Potrebbe averla scritta chiunque.
Comunque, quel giorno erano quasi le quattro del pomeriggio e camminavo lentamente sul marciapiede; la busta che avevo nella mano destra pesava talmente tanto che mi stava quasi segando la mano, mentre nell'altra portavo una cassa d'acqua naturale. In più, come se non bastasse, avevo una tracolla colma di roba che mi premeva sulla spalla destra. Se poi vogliamo essere precisi e dettagliati ero anche vestito come uno straccione. Sembravo un proprio uno straccione, ma cercavo di non pensarci buttando l'occhio sulle siepi di edera cresciute rigogliose sui muretti di cinta che separavano il marciapiede dai giardini condominiali. Ogni tanto l'edera si colorava con grandi macchie bianche e viola, là dove aveva lasciato spazio al gelsomino e al glicine in fiore. Mancavano pochi metri alla fine delle mie piccole sofferenze quando mi fermai accanto ai soliti e stracolmi cassonetti dell'immondizia posti a due passi dal portone di casa. Dentro e attorno c'era di tutto: buste, scatoloni pieni e vuoti, giocattoli, vestiti, un tavolino di legno senza una gamba e persino un materasso. A quel punto mi ricordai che nella tracolla avevo cose da buttare e così mi fermai, posai busta e acqua a terra, aprii, afferrai le cose che volevo buttare e le lanciai senza neanche guardare dove finissero.
Ripresi a camminare che ancora sentivo il rumore della loro caduta. Non so' perché ma mi fermai quasi subito. Ero di spalle ma qualcosa dietro di me aveva attirato la mia attenzione.
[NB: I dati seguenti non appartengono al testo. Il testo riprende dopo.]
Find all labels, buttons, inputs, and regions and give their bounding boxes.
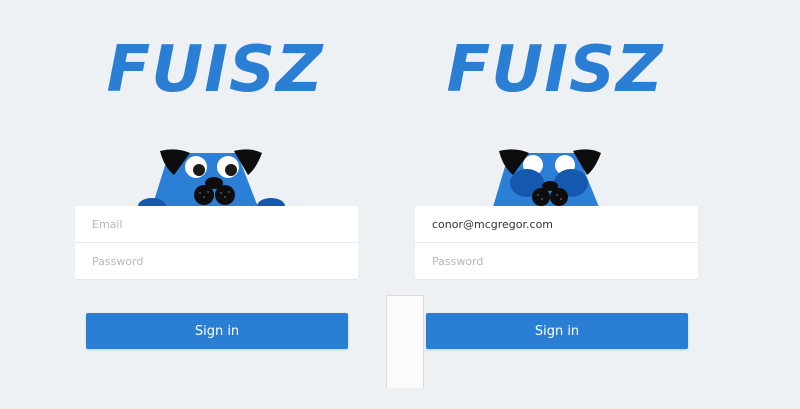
sign-in-button[interactable]: Sign in [426,313,688,349]
email-field[interactable] [415,206,698,242]
email-field[interactable] [75,206,358,242]
logo: FUISZ [446,33,664,107]
password-field[interactable] [75,243,358,279]
logo: FUISZ [106,33,324,107]
login-panel-right: FUISZ Sign in [365,0,745,409]
login-form [415,206,698,279]
login-form [75,206,358,279]
login-panel-left: FUISZ Sign in [25,0,405,409]
sign-in-button[interactable]: Sign in [86,313,348,349]
password-field[interactable] [415,243,698,279]
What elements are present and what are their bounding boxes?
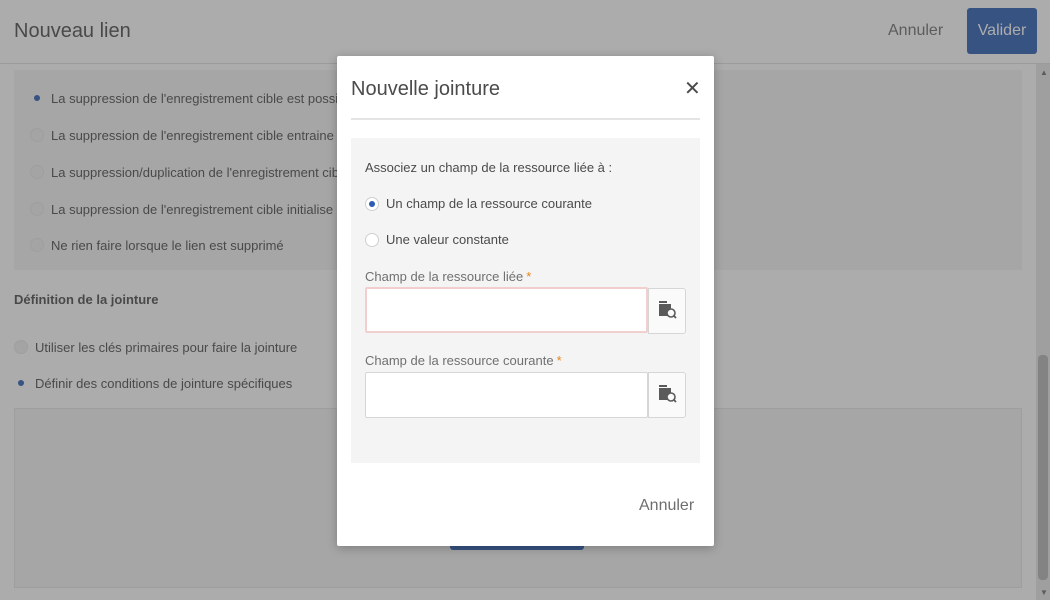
current-resource-field-label: Champ de la ressource courante * xyxy=(365,353,562,368)
new-join-dialog: Nouvelle jointure ✕ Associez un champ de… xyxy=(337,56,714,546)
radio-label: Un champ de la ressource courante xyxy=(386,196,592,211)
dialog-cancel-button[interactable]: Annuler xyxy=(639,497,694,515)
field-label-text: Champ de la ressource courante xyxy=(365,353,554,368)
linked-resource-field-input[interactable] xyxy=(365,287,648,333)
field-picker-button[interactable] xyxy=(648,372,686,418)
radio-option-constant-value[interactable]: Une valeur constante xyxy=(365,232,509,247)
radio-option-current-resource-field[interactable]: Un champ de la ressource courante xyxy=(365,196,592,211)
required-marker: * xyxy=(526,269,532,284)
association-prompt: Associez un champ de la ressource liée à… xyxy=(365,160,613,175)
radio-button[interactable] xyxy=(365,232,379,247)
field-picker-button[interactable] xyxy=(648,288,686,334)
radio-label: Une valeur constante xyxy=(386,232,509,247)
dialog-body: Associez un champ de la ressource liée à… xyxy=(351,138,700,463)
divider xyxy=(351,118,700,120)
field-label-text: Champ de la ressource liée xyxy=(365,269,524,284)
radio-button[interactable] xyxy=(365,196,379,211)
field-picker-icon xyxy=(657,383,677,408)
field-picker-icon xyxy=(657,299,677,324)
dialog-title: Nouvelle jointure xyxy=(351,78,500,100)
linked-resource-field-label: Champ de la ressource liée * xyxy=(365,269,531,284)
close-icon[interactable]: ✕ xyxy=(684,78,701,100)
current-resource-field-input[interactable] xyxy=(365,372,648,418)
required-marker: * xyxy=(556,353,562,368)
Mi girai di nuovo e notai che sul tavolino con tre gambe erano riposti un discreto numero di fogli rilegati tra loro alla buona con due spessi cartoncini. Su quello che avrebbe dovuto essere la copertina era letteralmente cucito un fiore di mandragora appassito ma che ancora lasciava intravedere il suo colore blu, a tratti violaceo. Tornai indietro per osservare meglio. Quel fiore, sistemato su quella piccola pila di fogli poggiata su un tavolino con tre gambe accanto a dei cassonetti, mi aveva ammaliato. Era un accostamento strano, non riuscivo a capire perché mai qualcuno avesse voluto privarsene.
Così lo presi e lo aprii.
Mi guardai attorno per assicurarmi che nessuno mi stesse guardando, non so' perché ma mi sentivo in imbarazzo, come se stessi violando l'intimità di qualcuno. E in fondo di intimità si trattava, visto che tutti i fogli erano scritti a mano e molte pagine erano sporche di cibo, di caffè e di aloni tondi e scuri. Come se quella stesura avesse alienato l'autore in ogni fase della giornata. Come se l'autore ci avesse persino pianto sopra.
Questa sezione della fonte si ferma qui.